Susan reached into a
polished chrome canister on her kitchen counter and came out with
an odd-looking item, which she handed to Pearl. Pearl ate
it.
"What was that?" I
said.
"Duck and sweet
potato," she said.
"Part of our
supper?" I said.
"No," Susan said.
"Our supper is being prepared as we speak by the lovely folks at
Upper Crust Pizza. It will arrive at seven."
"Large?"
"Yes."
"Not broccoli or
brussels sprouts on it."
"No, I've put health
aside this one time," Susan said. "What do you think of my theory
about why they haven't shot you?"
"They may know a
lot. They may not," I said. "But what they do know is that the
murder of someone connected to the Jumbo Nelson case would fully
engage the local cops."
"So they'll kill you
only if it is less dangerous than letting you live," Susan
said.
"Probably," I said.
"But their success is not a foregone conclusion, you
know."
"I know," Susan
said. "In fact, I can only bear the possibility if I am certain
they'll fail."
"Everybody has so
far," I said. "Besides, if I can believe Alice DeLauria, my
immediate danger is only a savage beating."
"That's consoling,"
Susan said.
"I was hoping it
would be," I said.
"And you're not
afraid," Susan said.
"I am afraid," I
said. "It's overhead, sort of. The price of doing
business."
"And you're able to
push past it."
"Yes," I said.
"Otherwise I couldn't do what I do."
"And you do what you
do because?"
I
shrugged.
"I'm better at it
than I am at anything else?"
Susan
nodded.
"And you read
Le Morte d'Arthur too early in life,"
she said.
"Yeah, that too, I
guess."
"And, I suspect, if
you didn't do what you do, you'd be someone else," Susan
said.
"Maybe," I
said.
"And you won't let
fear make you into someone else."
"What if I said to
you, 'I love what I do but I'm too scared to do it'?"
"I know," Susan
said. "I know."
"Yes," I said. "You
do."
"I wish Hawk were
here," Susan said.
"He'll be back," I
said.
"Unless he got
killed over there," Susan said.
"Hawk doesn't get
killed," I said.
"Oh," Susan said.
"Like you."
"Exactly like me," I
said.
Susan made me a big
scotch and soda, and herself an unusually large
martini.
"Will Z be all
right?" she said.
"Yes," I said. "He
might be quite good."
"And if he's not?"
Susan said.
"At least he won't
be quite bad," I said.
"Have you noticed,"
Susan said, "that he's beginning to talk like you?"
"Who better?" I
said.
We drank our drinks
on the couch.
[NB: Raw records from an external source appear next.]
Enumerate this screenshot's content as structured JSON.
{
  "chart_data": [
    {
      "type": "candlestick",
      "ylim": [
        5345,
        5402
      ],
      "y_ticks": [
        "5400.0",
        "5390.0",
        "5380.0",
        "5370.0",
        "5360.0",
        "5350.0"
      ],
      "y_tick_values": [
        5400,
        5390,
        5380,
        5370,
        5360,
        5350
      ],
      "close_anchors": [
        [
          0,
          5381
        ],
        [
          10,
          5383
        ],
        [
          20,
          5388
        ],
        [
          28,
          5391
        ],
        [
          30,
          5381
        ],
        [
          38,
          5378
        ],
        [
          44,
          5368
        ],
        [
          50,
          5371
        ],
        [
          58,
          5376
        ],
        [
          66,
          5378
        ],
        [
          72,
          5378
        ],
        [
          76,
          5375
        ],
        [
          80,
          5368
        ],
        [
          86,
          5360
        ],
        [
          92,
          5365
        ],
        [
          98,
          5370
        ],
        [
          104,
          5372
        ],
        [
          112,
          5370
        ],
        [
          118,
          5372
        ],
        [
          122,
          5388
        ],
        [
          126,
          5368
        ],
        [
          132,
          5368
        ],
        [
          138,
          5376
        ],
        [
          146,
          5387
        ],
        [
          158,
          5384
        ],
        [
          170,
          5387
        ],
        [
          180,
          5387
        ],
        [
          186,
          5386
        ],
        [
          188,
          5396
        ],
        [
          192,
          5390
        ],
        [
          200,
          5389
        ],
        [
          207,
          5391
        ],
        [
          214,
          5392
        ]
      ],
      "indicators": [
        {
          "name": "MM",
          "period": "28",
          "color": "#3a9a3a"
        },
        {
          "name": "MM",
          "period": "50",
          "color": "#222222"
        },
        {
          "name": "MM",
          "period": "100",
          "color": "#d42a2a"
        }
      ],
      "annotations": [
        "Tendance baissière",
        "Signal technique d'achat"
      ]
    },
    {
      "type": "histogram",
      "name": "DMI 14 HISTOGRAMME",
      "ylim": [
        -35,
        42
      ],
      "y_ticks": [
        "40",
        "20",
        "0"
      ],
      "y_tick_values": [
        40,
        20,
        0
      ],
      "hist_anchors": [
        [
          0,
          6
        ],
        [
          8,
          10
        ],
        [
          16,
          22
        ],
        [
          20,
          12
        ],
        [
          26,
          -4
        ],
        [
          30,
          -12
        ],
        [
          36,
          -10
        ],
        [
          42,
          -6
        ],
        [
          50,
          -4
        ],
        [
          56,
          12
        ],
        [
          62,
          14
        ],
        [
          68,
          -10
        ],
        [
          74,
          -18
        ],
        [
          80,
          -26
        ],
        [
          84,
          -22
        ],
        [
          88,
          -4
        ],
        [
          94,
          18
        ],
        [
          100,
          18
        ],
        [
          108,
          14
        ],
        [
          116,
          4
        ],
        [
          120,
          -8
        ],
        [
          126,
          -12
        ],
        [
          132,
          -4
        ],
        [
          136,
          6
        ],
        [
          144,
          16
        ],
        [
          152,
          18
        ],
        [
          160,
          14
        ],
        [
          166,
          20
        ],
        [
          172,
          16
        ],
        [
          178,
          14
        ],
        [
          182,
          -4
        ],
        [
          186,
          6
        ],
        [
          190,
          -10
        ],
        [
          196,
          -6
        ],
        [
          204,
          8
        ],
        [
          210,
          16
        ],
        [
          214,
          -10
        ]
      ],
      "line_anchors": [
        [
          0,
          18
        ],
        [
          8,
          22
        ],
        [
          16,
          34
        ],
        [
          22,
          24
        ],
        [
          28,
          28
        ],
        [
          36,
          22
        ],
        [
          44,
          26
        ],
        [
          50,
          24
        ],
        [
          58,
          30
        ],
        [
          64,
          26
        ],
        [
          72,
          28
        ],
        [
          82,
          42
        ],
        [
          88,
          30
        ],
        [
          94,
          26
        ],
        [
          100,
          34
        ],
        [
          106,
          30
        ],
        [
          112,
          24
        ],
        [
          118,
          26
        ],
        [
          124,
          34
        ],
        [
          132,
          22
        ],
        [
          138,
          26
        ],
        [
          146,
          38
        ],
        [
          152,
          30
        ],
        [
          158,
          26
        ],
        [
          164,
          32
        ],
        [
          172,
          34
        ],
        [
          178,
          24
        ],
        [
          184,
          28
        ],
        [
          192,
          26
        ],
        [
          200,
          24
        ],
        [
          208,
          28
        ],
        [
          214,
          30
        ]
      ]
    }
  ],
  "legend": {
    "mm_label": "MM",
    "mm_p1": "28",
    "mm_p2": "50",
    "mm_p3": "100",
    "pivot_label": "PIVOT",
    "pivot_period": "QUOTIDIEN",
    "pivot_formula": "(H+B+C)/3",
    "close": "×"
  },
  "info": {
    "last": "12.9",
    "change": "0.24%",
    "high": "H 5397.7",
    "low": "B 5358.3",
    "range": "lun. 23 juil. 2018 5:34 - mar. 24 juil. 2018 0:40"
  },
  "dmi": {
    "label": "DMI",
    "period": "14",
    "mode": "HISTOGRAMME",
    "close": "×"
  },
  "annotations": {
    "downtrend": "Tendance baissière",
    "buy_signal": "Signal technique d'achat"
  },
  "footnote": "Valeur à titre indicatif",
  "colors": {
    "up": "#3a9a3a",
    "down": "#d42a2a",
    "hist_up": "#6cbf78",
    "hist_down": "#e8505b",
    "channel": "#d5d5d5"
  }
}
Pearl was too late to get in between us, so she sat
on the other side of Susan. Susan finished her drink, which was
unusual, and put the empty glass down on the coffee table. She put
her head against my shoulder. We sat like that for a time, until
she turned farther toward me and buried her face in my chest. I put
my arm around her, until the pizza came.